Glocks are very reliable semi-autos. They can stand up to all kinds of abuse.

I have seen them run over by trucks, dropped out of helicopters from 500 feet, blown up with Tannerite, and shot with a 12 gauge, and still function. One of the guns had its trigger blown off in the explosion, and they took a multi-tool and grabbed the nub of the trigger and the gun functioned. One tough handgun.

I hate the goal post sights that are stock on them. A good pair of night sights and Glocks are tough to beat.

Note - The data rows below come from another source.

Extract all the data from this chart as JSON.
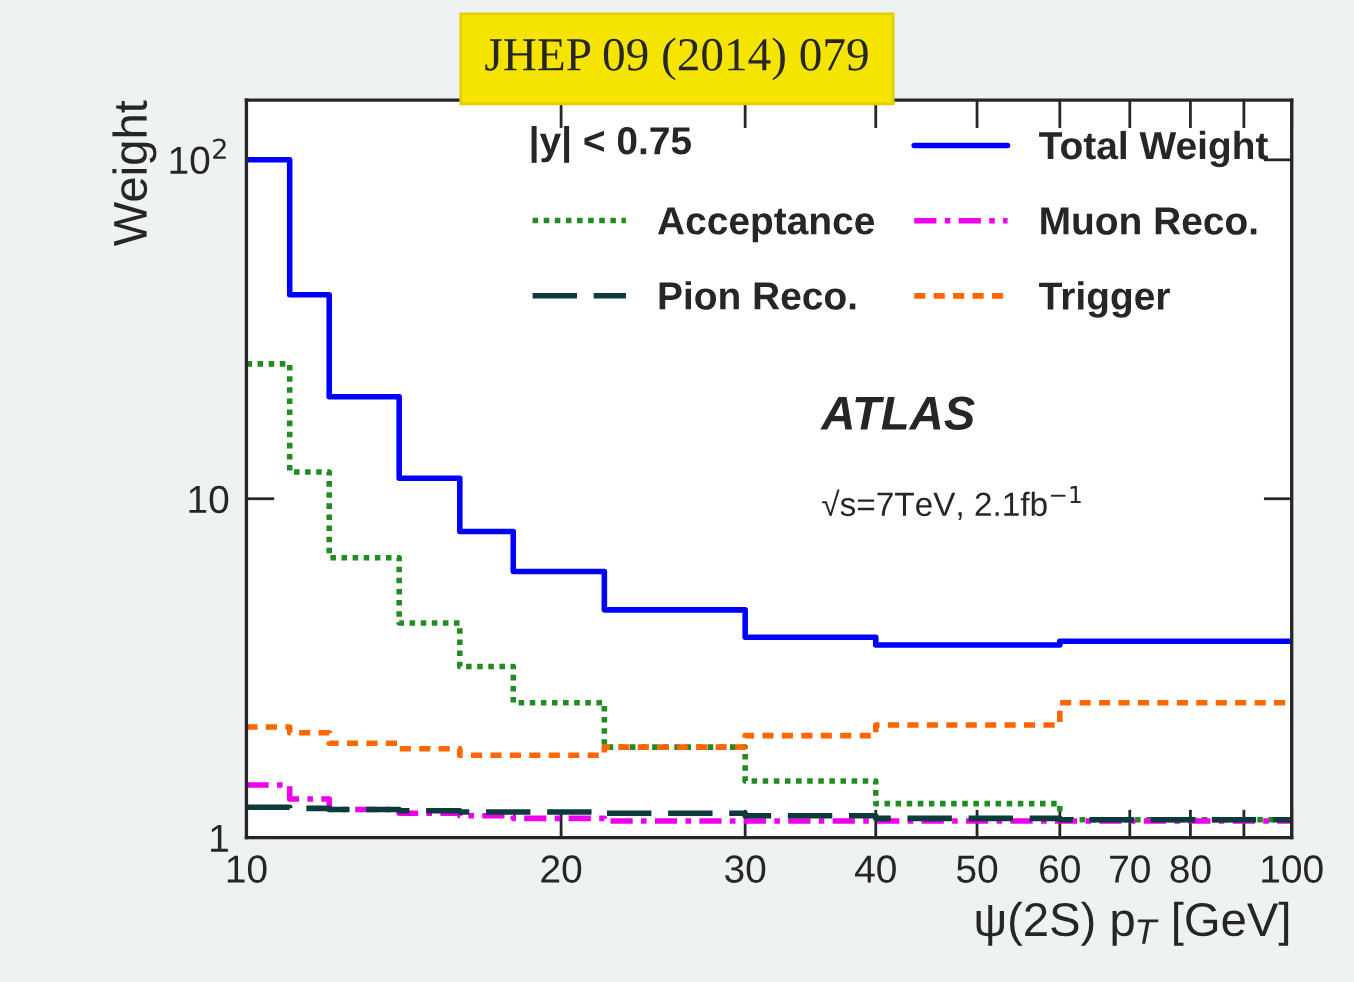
{
  "chart_data": {
    "type": "histogram",
    "title": "JHEP 09 (2014) 079",
    "xlabel": "ψ(2S) p$_{T}$ [GeV]",
    "ylabel": "Weight",
    "bins": [
      10,
      11,
      12,
      14,
      16,
      18,
      22,
      30,
      40,
      60,
      100
    ],
    "series": [
      {
        "name": "Total Weight",
        "color": "#0000ff",
        "line_style": "solid",
        "values": [
          100,
          40,
          20,
          11.5,
          8,
          6.1,
          4.7,
          3.9,
          3.7,
          3.8
        ]
      },
      {
        "name": "Acceptance",
        "color": "#228b22",
        "line_style": "dotted",
        "values": [
          25,
          12,
          6.7,
          4.3,
          3.2,
          2.5,
          1.85,
          1.47,
          1.26,
          1.13
        ]
      },
      {
        "name": "Muon Reco.",
        "color": "#ee00ee",
        "line_style": "dashdot",
        "values": [
          1.43,
          1.3,
          1.21,
          1.18,
          1.16,
          1.14,
          1.12,
          1.12,
          1.12,
          1.12
        ]
      },
      {
        "name": "Pion Reco.",
        "color": "#0d3b3b",
        "line_style": "longdash",
        "values": [
          1.23,
          1.22,
          1.21,
          1.2,
          1.19,
          1.19,
          1.18,
          1.16,
          1.14,
          1.13
        ]
      },
      {
        "name": "Trigger",
        "color": "#ff6600",
        "line_style": "dashed",
        "values": [
          2.12,
          2.04,
          1.9,
          1.83,
          1.75,
          1.75,
          1.85,
          2.0,
          2.15,
          2.5
        ]
      }
    ],
    "log": "xy",
    "xlim": [
      10,
      100
    ],
    "ylim": [
      1,
      150
    ],
    "xticks": [
      10,
      20,
      30,
      40,
      50,
      60,
      70,
      80,
      {
        "value": 90,
        "label": null
      },
      100
    ],
    "yticks": [
      {
        "value": 1,
        "label": "1"
      },
      {
        "value": 10,
        "label": "10"
      },
      {
        "value": 100,
        "label": "10$^{2}$"
      }
    ],
    "grid": false,
    "legend": "top",
    "annotations": [
      "|y| < 0.75",
      "ATLAS",
      "√s=7TeV, 2.1fb$^{−1}$"
    ]
  }
}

I think the Glock compact .45 is a good choice for a BOB or concealed carry, personally.


----------



## csi-tech (Apr 13, 2013)

I carry a Kimber CDP pro II for personal defense. I just finished our annual firearms training and to say that properly trained Police Officers are not accurate is an understatement. I hate to say it but half of our Department can't hit anything. I maintain a Master Expert certification and carry a compact USP .45 on duty. We spent the entire first day on fundamentals and there was marked improvement. I think if you make the commitment to carry for a living or to protect your family you owe it to them to be highly proficient and practice. There are maybe three officers here (out of 100) that I would trust to thread the needle beside my head at 25 yards.

Glock is an exquisite choice for your personal protection needs. I'm buying my wife a 9mm Glock in the coming weeks.


----------